The circle in the middle signifies the play/player's camera.
Everything in the blue circle is rendered locally (everything you can directly interact with and the immediate area surrounding you).
Everything in grey is being done completely in the cloud.
The orange lines signify the players PoV/FoV.
The brownish lines are the buffer, that is what the Wii U/X-box/PS is being sent from the cloud so that you have some lee-way to make up for latency in rendering.
Think of those 3D room renders you see on websites and hotels, the cloud would basically be doing the same for medium to far off objects, but only sending a slice marginally larger than what your FoV is to save on bandwidth.
The problem would be keeping those synced, but with modern latencies in the 50-100ms range, I'd say it's completely doable.
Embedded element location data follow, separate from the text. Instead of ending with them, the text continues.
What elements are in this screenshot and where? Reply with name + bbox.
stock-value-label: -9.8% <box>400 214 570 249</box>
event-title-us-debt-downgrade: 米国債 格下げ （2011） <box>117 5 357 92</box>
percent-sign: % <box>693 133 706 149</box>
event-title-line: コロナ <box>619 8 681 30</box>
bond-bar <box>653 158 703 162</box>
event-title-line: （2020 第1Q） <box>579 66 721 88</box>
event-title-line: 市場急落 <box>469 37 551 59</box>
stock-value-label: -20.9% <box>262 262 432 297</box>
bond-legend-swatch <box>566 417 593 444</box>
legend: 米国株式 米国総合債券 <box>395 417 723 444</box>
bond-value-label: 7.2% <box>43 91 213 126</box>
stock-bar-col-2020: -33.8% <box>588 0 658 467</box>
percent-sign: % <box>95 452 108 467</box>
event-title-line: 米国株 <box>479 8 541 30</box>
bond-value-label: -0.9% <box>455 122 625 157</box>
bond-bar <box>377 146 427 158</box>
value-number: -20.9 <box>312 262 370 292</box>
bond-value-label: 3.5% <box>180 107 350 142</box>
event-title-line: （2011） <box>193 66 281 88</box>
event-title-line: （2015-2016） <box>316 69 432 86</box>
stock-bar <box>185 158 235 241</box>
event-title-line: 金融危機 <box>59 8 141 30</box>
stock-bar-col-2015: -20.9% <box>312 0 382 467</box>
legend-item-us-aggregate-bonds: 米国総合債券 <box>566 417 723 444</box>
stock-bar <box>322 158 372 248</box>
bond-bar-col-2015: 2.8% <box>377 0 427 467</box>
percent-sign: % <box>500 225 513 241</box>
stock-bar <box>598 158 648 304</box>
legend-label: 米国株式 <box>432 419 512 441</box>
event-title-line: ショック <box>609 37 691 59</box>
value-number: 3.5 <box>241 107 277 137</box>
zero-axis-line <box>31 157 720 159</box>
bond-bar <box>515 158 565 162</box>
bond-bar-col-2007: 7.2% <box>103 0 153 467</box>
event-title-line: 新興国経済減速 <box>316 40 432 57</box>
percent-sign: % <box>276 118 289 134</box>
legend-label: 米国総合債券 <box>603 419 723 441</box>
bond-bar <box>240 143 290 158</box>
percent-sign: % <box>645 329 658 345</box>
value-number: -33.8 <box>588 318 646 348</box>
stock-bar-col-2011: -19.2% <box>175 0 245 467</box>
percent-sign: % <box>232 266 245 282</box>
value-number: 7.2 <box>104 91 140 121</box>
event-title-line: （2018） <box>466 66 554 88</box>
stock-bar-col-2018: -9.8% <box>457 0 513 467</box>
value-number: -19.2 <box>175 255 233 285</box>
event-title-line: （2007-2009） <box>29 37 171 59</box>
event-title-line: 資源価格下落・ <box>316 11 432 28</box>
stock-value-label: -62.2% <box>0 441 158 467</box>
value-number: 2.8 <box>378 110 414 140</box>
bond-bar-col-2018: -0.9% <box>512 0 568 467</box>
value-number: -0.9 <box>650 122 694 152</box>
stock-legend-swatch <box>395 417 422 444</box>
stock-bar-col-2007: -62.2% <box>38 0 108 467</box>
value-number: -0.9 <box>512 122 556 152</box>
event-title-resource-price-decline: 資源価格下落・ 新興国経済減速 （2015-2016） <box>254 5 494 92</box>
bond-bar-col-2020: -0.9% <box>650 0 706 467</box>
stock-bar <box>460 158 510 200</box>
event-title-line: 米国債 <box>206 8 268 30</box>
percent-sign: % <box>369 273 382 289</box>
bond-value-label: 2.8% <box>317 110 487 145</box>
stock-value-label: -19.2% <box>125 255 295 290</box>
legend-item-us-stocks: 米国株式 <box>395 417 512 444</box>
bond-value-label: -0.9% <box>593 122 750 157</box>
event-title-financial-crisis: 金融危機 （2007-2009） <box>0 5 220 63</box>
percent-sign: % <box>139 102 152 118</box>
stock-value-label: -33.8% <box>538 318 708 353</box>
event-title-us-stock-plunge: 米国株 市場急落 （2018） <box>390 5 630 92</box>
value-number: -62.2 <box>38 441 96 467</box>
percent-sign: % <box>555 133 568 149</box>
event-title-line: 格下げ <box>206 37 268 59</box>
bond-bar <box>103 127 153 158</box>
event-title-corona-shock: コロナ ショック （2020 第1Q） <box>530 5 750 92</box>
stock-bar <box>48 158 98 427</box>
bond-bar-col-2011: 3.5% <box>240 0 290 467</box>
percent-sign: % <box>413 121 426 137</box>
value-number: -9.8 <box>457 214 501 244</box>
The game could, as a protection against unexpected ping spikes, download a "key frame" of the entire 360 view (say once every 10 seconds) so if there is lag, you wouldn't be left with absolutely no background in part of your FOV. With your attention mostly on the foreground most people wouldn't even notice.
That would be just one way it COULD be done (not saying how it will be done). If the issues could be dealt with, it'd be a great way to free up system resources (mostly ram since you could then just worry about streaming nearby environments on the fly instead of preloading everything) and allow you to improve on the area immediately around the player character where the primary focus will be at.